In Their Own Words

Patrycja Humienik on “Magnolia”

Magnolia

Blooming in stars, bells, cups, and saucers, before bees, before derelict cities.
I can’t google you without involving the suspicious affliction of needing
to name, or the geopolitics of search engines. I just want your petals
casting shadows across my face. And to know if they are edible.
Many botanists say yes: raw, cooked, pickled, dried.
Must I consume to love?
Must I be consumed by love?
I trust you know the answer, pollinated by
beetles 95 million years ago. I pluck your sturdy petals, make
tea. Imagine I can read the desiccated pulp. A kind of sacrament
to taste and be tasted. When I am one day buried in the dirt, I offer my
frame, tissue, heart. You didn’t ask me to live on like this. I’m asking you.



From We Contain Landscapes (Tin House, 2025). Reprinted with permission of the publisher.


On “Magnolia”

This poem is from the second half of my debut poetry collection. We Contain Landscapes engages with my enduring obsessions: borders, time, the relationship between land and body, desire, possession, and the illusion of national belonging. It is also a book about dreaming—visiting, even briefly, the places in ourselves we rarely touch.

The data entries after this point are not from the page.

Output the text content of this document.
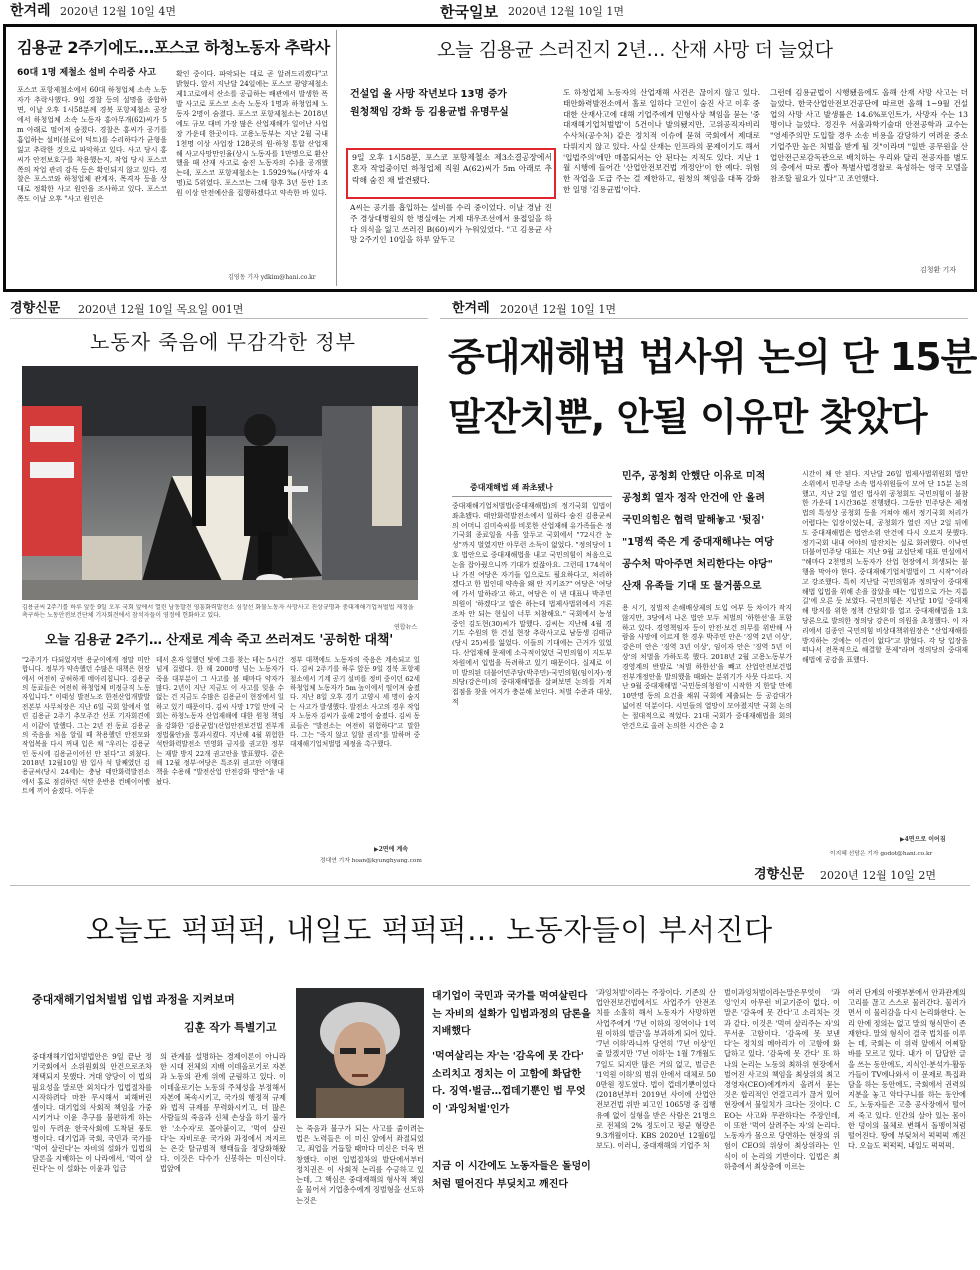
한겨레 2020년 12월 10일 4면	한국일보 2020년 12월 10일 1면
김용균 2주기에도…포스코 하청노동자 추락사
60대 1명 제철소 설비 수리중 사고
포스코 포항제철소에서 60대 하청업체 소속 노동자가 추락사했다. 9일 경찰 등의 설명을 종합하면, 이날 오후 1시58분께 경북 포항제철소 공장에서 하청업체 소속 노동자 홍아무개(62)씨가 5m 아래로 떨어져 숨졌다. 경찰은 홍씨가 공기를 흡입하는 설비(블로어 덕트)를 수리하다가 균형을 잃고 추락한 것으로 파악하고 있다. 사고 당시 홍씨가 안전보호구를 착용했는지, 작업 당시 포스코쪽의 작업 관리 감독 등은 확인되지 않고 있다. 경찰은 포스코와 하청업체 관계자, 목격자 등을 상대로 정확한 사고 원인을 조사하고 있다. 포스코 쪽도 이날 오후 "사고 원인은
확인 중이다. 파악되는 대로 곧 알려드리겠다"고 밝혔다. 앞서 지난달 24일에는 포스코 광양제철소 제1고로에서 산소를 공급하는 배관에서 발생한 폭발 사고로 포스코 소속 노동자 1명과 하청업체 노동자 2명이 숨졌다. 포스코 포항제철소는 2018년에도 규모 대비 가장 많은 산업재해가 일어난 사업장 가운데 한곳이다. 고용노동부는 지난 2월 국내 1천명 이상 사업장 128곳의 원·하청 통합 산업재해 사고사망만인율(상시 노동자를 1만명으로 환산했을 때 산재 사고로 숨진 노동자의 수)을 공개했는데, 포스코 포항제철소는 1.5929‰(사망자 4명)로 5위였다. 포스코는 그해 향후 3년 동안 1조원 이상 안전예산을 집행하겠다고 약속한 바 있다.
김영동 기자 ydkim@hani.co.kr
오늘 김용균 스러진지 2년… 산재 사망 더 늘었다
건설업 올 사망 작년보다 13명 증가
원청책임 강화 등 김용균법 유명무실
9일 오후 1시58분, 포스코 포항제철소 제3소결공장에서 혼자 작업중이던 하청업체 직원 A(62)씨가 5m 아래로 추락해 숨진 채 발견됐다.
A씨는 공기를 흡입하는 설비를 수리 중이었다. 이날 경남 진주 경상대병원의 한 병실에는 거제 대우조선에서 용접일을 하다 의식을 잃고 쓰러진 B(60)씨가 누워있었다. "고 김용균 사망 2주기인 10일을 하루 앞두고
도 하청업체 노동자의 산업재해 사건은 끊이지 않고 있다. 태안화력발전소에서 홀로 일하다 고인이 숨진 사고 이후 중대한 산재사고에 대해 기업주에게 민형사상 책임을 묻는 '중대재해기업처벌법'이 5건이나 발의됐지만, 고위공직자비리수사처(공수처) 같은 정치적 이슈에 묻혀 국회에서 제대로 다뤄지지 않고 있다. 사실 산재는 인프라의 문제이기도 해서 '입법주의'에만 매몰되서는 안 된다는 지적도 있다. 지난 1월 시행에 들어간 '산업안전보건법 개정안'이 한 예다. 위험한 작업을 도급 주는 걸 제한하고, 원청의 책임을 대폭 강화한 일명 '김용균법'이다.
그런데 김용균법이 시행됐음에도 올해 산재 사망 사고는 더 늘었다. 한국산업안전보건공단에 따르면 올해 1~9월 건설업의 사망 사고 발생률은 14.6%포인트가, 사망자 수는 13명이나 늘었다. 정진우 서울과학기술대 안전공학과 교수는 "영세주의만 도입할 경우 소송 비용을 감당하기 여려운 중소기업주만 높은 처벌을 받게 될 것"이라며 "일반 공무원을 산업안전근로감독관으로 배치하는 우리와 달리 전공자를 별도의 층에서 따로 뽑아 특별사법경찰로 육성하는 영국 모델을 참조할 필요가 있다"고 조언했다.
김청환 기자
경향신문 2020년 12월 10일 목요일 001면
노동자 죽음에 무감각한 정부
김용균씨 2주기를 하루 앞둔 9일 오후 국회 앞에서 열린 남동발전 영흥화력발전소 심장선 화물노동자 사망사고 진상규명과 중대재해기업처벌법 제정을 촉구하는 노동안전보건단체 기자회견에서 참석자들이 영정에 헌화하고 있다.
연합뉴스
오늘 김용균 2주기… 산재로 계속 죽고 쓰러져도 '공허한 대책'
"2주기가 다되었지만 용균이에게 정말 미안합니다. 정부가 약속했던 수많은 대책은 현장에서 여전히 공허하게 메아리칩니다. 김용균의 동료들은 여전히 하청업체 비정규직 노동자입니다." 이태성 발전노조 한전산업개발발전본부 사무처장은 지난 6일 국회 앞에서 열린 김용균 2주기 추모주간 선포 기자회견에서 이같이 말했다. 그는 2년 전 동료 김용균의 죽음을 처음 알릴 때 착용했던 안전모와 작업복을 다시 꺼내 입은 채 "우리는 김용균인 동시에 김용균이어선 안 된다"고 외쳤다. 2018년 12월10일 밤 입사 석 달째였던 김용균씨(당시 24세)는 충남 태안화력발전소에서 홀로 점검하던 석탄 운반용 컨베이어벨트에 끼어 숨졌다. 어두운
데서 혼자 일했던 탓에 그를 찾는 데는 5시간 넘게 걸렸다. 한 해 2000명 넘는 노동자가 죽을 대부분이 그 사고를 볼 때마다 약자가 많다. 2년이 지난 지금도 이 사고를 잊을 수 없는 건 지금도 수많은 김용균이 현장에서 일하고 있기 때문이다. 김씨 사망 17일 만에 국회는 하청노동자 산업재해에 대한 원청 책임을 강화한 '김용균법'(산업안전보건법 전부개정법률안)을 통과시켰다. 지난해 4월 위험한 석탄화력발전소 민영화 금지를 권고한 정부는 재발 방지 22개 권고안을 발표했다. 같은해 12월 정부·여당은 특조위 권고안 이행대책을 수용해 "발전산업 안전강화 방안"을 내놨다.
정부 대책에도 노동자의 죽음은 계속되고 있다. 김씨 2주기를 하루 앞둔 9일 경북 포항제철소에서 기계 공기 설비를 정비 중이던 62세 하청업체 노동자가 5m 높이에서 떨어져 숨졌다. 지난 8일 오후 경기 고양시 세 명이 숨지는 사고가 발생했다. 발전소 사고의 경우 작업자 노동자 김씨가 올해 2명이 숨졌다. 김씨 동료들은 "발전소는 여전히 위험하다"고 말한다. 그는 "죽지 않고 일할 권리"를 말하며 중대재해기업처벌법 제정을 촉구했다.
정대연 기자 hoan@kyunghyang.com
▶2면에 계속
한겨레 2020년 12월 10일 1면
중대재해법 법사위 논의 단 15분
말잔치뿐, 안될 이유만 찾았다
중대재해법 왜 좌초됐나
민주, 공청회 안했단 이유로 미적
공청회 열자 정작 안건에 안 올려
국민의힘은 협력 말해놓고 '뒷짐'
"1명씩 죽은 게 중대재해냐는 여당
공수처 막아주면 처리한다는 야당"
산재 유족들 기대 또 물거품으로
중대재해기업처벌법(중대재해법)의 정기국회 입법이 좌초됐다. 태안화력발전소에서 일하다 숨진 김용균씨의 어머니 김미숙씨를 비롯한 산업재해 유가족들은 정기국회 종료일을 사흘 앞두고 국회에서 "72시간 농성"까지 벌였지만 아무런 소득이 없었다. "정의당이 1호 법안으로 중대재해법을 내고 국민의힘이 처음으로 논을 잡아줬으니까 기대가 컸잖아요. 그런데 174석이나 가진 여당은 자기들 입으로도 필요하다고, 처리하겠다고 한 법인데 약속을 왜 안 지키죠?" 여당은 '여당에 가서 말하라'고 하고, 여당은 이 낸 대표나 박주민 의원이 '하겠다'고 말은 하는데 법제사법위에서 거론조차 안 되는 현실이 너무 처참해요." 국회에서 농성 중인 김도현(30)씨가 말했다. 김씨는 지난해 4월 경기도 수원의 한 건설 현장 추락사고로 남동생 김태규(당시 25)씨를 잃었다. 이들의 기대에는 근거가 있었다. 산업재해 문제에 소극적이었던 국민의힘이 지도부 차원에서 입법을 독려하고 있기 때문이다. 실제로 이미 발의된 더불어민주당(박주민)·국민의힘(임이자)·정의당(강은미)의 중대재해법을 살펴보면 논의를 거쳐 접점을 찾을 여지가 충분해 보인다. 처벌 수준과 대상, 적
용 시기, 징벌적 손해배상제의 도입 여부 등 차이가 작지 않지만, 3당에서 나온 법안 모두 처벌의 '하한선'을 포함하고 있다. 경영책임자 등이 안전·보건 의무를 위반해 사람을 사망에 이르게 한 경우 박주민 안은 '징역 2년 이상', 강은미 안은 '징역 3년 이상', 임이자 안은 '징역 5년 이상'의 처벌을 가하도록 했다. 2018년 2월 고용노동부가 경영계의 반발로 '처벌 하한선'을 빼고 산업안전보건법 전부개정안을 발의했을 때와는 분위기가 사뭇 다르다. 지난 9월 중대재해법 '국민동의청원'이 시작한 지 한달 만에 10만명 동의 요건을 채워 국회에 제출되는 등 공감대가 넓어진 덕분이다. 시민들의 열망이 모아졌지만 국회 논의는 절대적으로 적었다. 21대 국회가 중대재해법을 회의 안건으로 올려 논의한 시간은 총 2
시간이 채 안 된다. 지난달 26일 법제사법위원회 법안소위에서 민주당 소속 법사위원들이 모여 단 15분 논의했고, 지난 2일 열린 법사위 공청회도 국민의힘이 불참한 가운데 1시간36분 진행됐다. 그동안 민주당은 제정법의 특성상 공청회 등을 거쳐야 해서 정기국회 처리가 어렵다는 입장이었는데, 공청회가 열린 지난 2일 뒤에도 중대재해법은 법안소위 안건에 다시 오르지 못했다. 정기국회 내내 여야의 말잔치는 실로 화려했다. 이낙연 더불어민주당 대표는 지난 9월 교섭단체 대표 연설에서 "해마다 2천명의 노동자가 산업 현장에서 희생되는 불행을 막아야 한다. 중대재해기업처벌법이 그 시작"이라고 강조했다. 특히 지난달 국민의힘과 정의당이 중대재해법 입법을 위해 손을 잡았을 때는 '입법으로 가는 지름길'에 오른 듯 보였다. 국민의힘은 지난달 10일 '중대재해 방지를 위한 정책 간담회'를 열고 중대재해법을 1호 당론으로 발의한 정의당 강은미 의원을 초청했다. 이 자리에서 김종인 국민의힘 비상대책위원장은 "산업재해를 방지하는 것에는 이견이 없다"고 밝혔다. 각 당 입장을 떠나서 전폭적으로 해결할 문제"라며 정의당의 중대재해법에 공감을 표했다.
▶4면으로 이어짐
이지혜 선담은 기자 godot@hani.co.kr
경향신문 2020년 12월 10일 2면
오늘도 퍽퍽퍽, 내일도 퍽퍽퍽… 노동자들이 부서진다
중대재해기업처벌법 입법 과정을 지켜보며
김훈 작가 특별기고
중대재해기업처벌법안은 9일 끝난 정기국회에서 소위원회의 안건으로조차 채택되지 못했다. 거대 양당이 이 법의 필요성을 말로만 외치다가 입법절차를 시작하려다 마찬 무시해서 피해버린 셈이다. 대기업의 사회적 책임을 가중시키거나 이윤 추구를 불편하게 하는 일이 두려운 한국사회에 도착된 풍토병이다. 대기업과 국회, 국민과 국가를 '먹여 살린다'는 자비의 설화가 입법의 담론을 지배하는 이 나라에서, '먹여 살린다'는 이 설화는 이윤과 입금
의 관계를 설명하는 경제이론이 아니라 한 시대 전체의 지배 이데올로기로 자본과 노동의 관계 위에 군림하고 있다. 이 이데올로기는 노동의 주체성을 부정해서 자본에 복속시키고, 국가의 행정적 규제와 법적 규제를 무력화시키고, 더 많은 사람들의 죽음과 신체 손상을 하기 불가한 '소수자'로 몰아붙이고, '먹여 살린다'는 자비로운 국가와 과정에서 저지르는 온갖 탈규범적 행태들을 정당화해왔다. 이것은 다수가 신봉하는 미신이다. 법앞에
는 죽음과 불구가 되는 사고를 줄이려는 법은 노력들은 이 미신 앞에서 좌절되었고, 죄업을 거듭할 때마다 미신은 더욱 번창했다. 이번 입법절차의 발단에서부터 정치권은 이 사회적 논리를 수긍하고 있는데, 그 핵심은 중대재해의 형사적 책임을 물어서 기업총수에게 징벌형을 선도하는것은
대기업이 국민과 국가를 먹여살린다는 자비의 설화가 입법과정의 담론을 지배했다
'먹여살리는 자'는 '감옥에 못 간다' 소리치고 정치는 이 고함에 화답한다. 징역·벌금…껍데기뿐인 법 무엇이 '과잉처벌'인가
지금 이 시간에도 노동자들은 돌덩이처럼 떨어진다 부딪치고 깨진다
'과잉처벌'이라는 주장이다. 기존의 산업안전보건법에서도 사업주가 안전조치를 소홀히 해서 노동자가 사망하면 사업주에게 '7년 이하의 징역이나 1억원 이하의 벌금'을 부과하게 되어 있다. '7년 이하'라니까 당연히 '7년 이상'인 줄 알겠지만 '7년 이하'는 1월 7개월도 7일도 되지만 많은 거의 없고, 벌금은 '1억원 이하'의 범위 안에서 대체로 500만원 정도였다. 법이 껍데기뿐이었다 (2018년부터 2019년 사이에 산업안전보건법 위반 피고인 1065명 중 집행유예 없이 실형을 받은 사람은 21명으로 전체의 2% 정도이고 평균 형량은 9.3개월이다. KBS 2020년 12월6일 보도). 이러니, 중대재해의 기업주 처
벌이과잉처벌이라는말은무엇이 '과잉'인지 아무런 비교기준이 없다. 이 말은 '감옥에 못 간다'고 소리치는 것과 같다. 이것은 '먹여 살리주는 자'의 무서운 고함이다. '감옥에 못 보낸다'는 정치의 메아리가 이 고함에 화답하고 있다. '감옥에 못 간다' 또 하나의 논리는 노동의 최하위 현장에서 벌어진 사고의 책임을 최상위의 최고경영자(CEO)에게까지 올려서 묻는 것은 합리적인 연결고리가 끊겨 있어 현장에서 불일치가 크다는 것이다. CEO는 사고와 무관하다는 주장인데, 이 또한 '먹여 살려주는 자'의 논리다. 노동자가 몸으로 당면하는 현장의 위험이 CEO의 위상이 최상위라는 인식이 이 논리의 기반이다. 입법은 최하층에서 최상층에 이르는
여러 단계의 아랫부분에서 안과관계의 고리를 끊고 스스로 물러간다. 물러가면서 이 물러감을 다시 논리화한다. 논리 안에 정의는 없고 말의 형식만이 존재한다. 말의 형식이 결국 법치를 이루는 데, 국회는 이 위력 앞에서 어찌할 바를 모르고 있다. 내가 이 답답한 글을 쓰는 동안에도, 지식인·분석가·활동가들이 TV에나와서 이 문제로 특집좌담을 하는 동안에도, 국회에서 권력의 지분을 놓고 악다구니를 하는 동안에도, 노동자들은 고층 공사장에서 떨어져 죽고 있다. 인간의 살아 있는 몸이 한 덩이의 물체로 변해서 돌멩이처럼 떨어진다. 땅에 부딪쳐서 퍽퍽퍽 깨진다. 오늘도 퍽퍽퍽, 내일도 퍽퍽퍽.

One night a couple of years ago, on a writing residency with Gabrielle Bates, on an island in the Pacific Northwest with a surreal number of black foxes, I dreamt of a poetic form. The name of the form, “Cradle-Magnolia,” came to me in the dream, in which I saw only its shape. The next morning, I read more about the flowering tree I had loved since childhood.

I learned magnolias are ancient—they were pollinated by beetles and predate bees. I considered cradle as verb and noun. Site of birth, hurt, love, holding. Where and how we enact care, tenderness, protection. I jotted some notes and proceeded to ignore the dream’s invitation for over two years. In a workshop with Amy Quan Barry, I returned to those notes and that fragment of dreaming.

There is an absurdity to taking seriously what comes to us in dreams. Such absurdities are the realm of the poet. I think often of the line from Wisława Szymborska’s “Possibilities,” translated by Barańczak and Cavanagh: “I prefer the absurdity of writing poems, / to the absurdity of not writing poems.”

I’m calling this dream-form the Cradle for short. What holds us, what rocks us? The form’s constraints include: a direct address to a natural element/non-human living being; twelve lines, for the hours; lines that start long and steadily shorten to cradle two questions in the middle, before lengthening back out; a reference to, or engagement with, something revealed in a dream. Let me know if you write one.